La norma, che è il nocciolo della legge, caratterizza, nella sua sostanza, il sistema complessivo che regge il potere; definire la norma consente di cogliere i punti di forza e i punti di debolezza nell’apparato di comando.
Dobbiamo a un serbo della Voivodina, Vujadin Boskov (1931-1914) l’aforisma che inquadra perfettamente l’idea di norma che si è affermata, con sempre maggiore evidenza, nel capitalismo finanziarizzato delle piattaforme. Boskov, pur se laureato in storia e filosofo del diritto formatosi nel socialismo reale, era anche un abile allenatore di calcio, capace di portare la Sampdoria fino alla vittoria nel campionato. Richiesto di un parere sulla legittimità o meno della decisione arbitrale di sanzionare la sua squadra con il rigore rispose chiarendo il procedimento corretto di interpretazione delle regole sul campo: quando arbitro fischia quello è rigore. Il direttore di gara incorpora sia la previsione astratta sia la sanzione eventuale, il suo verdetto diventa per mera discrezionalità o anche per mero arbitrio la legge.
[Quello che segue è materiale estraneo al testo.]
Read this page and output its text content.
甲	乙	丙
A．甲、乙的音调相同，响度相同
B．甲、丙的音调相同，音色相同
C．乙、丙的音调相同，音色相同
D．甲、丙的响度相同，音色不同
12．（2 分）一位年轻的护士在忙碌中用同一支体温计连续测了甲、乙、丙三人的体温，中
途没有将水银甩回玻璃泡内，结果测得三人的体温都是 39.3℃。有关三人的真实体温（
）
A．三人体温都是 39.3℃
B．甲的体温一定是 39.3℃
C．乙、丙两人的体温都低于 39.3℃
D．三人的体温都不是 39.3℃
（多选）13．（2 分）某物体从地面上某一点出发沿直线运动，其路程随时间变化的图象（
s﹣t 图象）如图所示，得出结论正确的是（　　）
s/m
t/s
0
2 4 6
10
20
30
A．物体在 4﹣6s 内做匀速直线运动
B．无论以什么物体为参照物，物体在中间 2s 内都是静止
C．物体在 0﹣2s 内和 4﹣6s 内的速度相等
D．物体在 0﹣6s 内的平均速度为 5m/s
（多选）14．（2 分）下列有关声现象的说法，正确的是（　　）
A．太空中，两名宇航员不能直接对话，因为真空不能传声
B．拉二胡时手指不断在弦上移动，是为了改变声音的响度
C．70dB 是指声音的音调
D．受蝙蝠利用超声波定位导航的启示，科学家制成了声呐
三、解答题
In fondo si tratta di una riscoperta del vecchio ordinamento imperiale romano, di una massima risalente a Domizio Ulpiano, libanese di Tiro: quod principis placuit legis habet vigorem (Digesto, I, 4, 1 pr.). Ovvero: quando il principe ha deciso quella è la legge. La discrezionalità un tempo riservata all’imperatore oggi viene esercitata da una legione di funzionari, pubblici o privati; si sono ben radicati nella vita sociale e nell’esistenza quotidiana al punto che nessuno mette più in discussione la loro funzione. Quando fischiano quella è una multa.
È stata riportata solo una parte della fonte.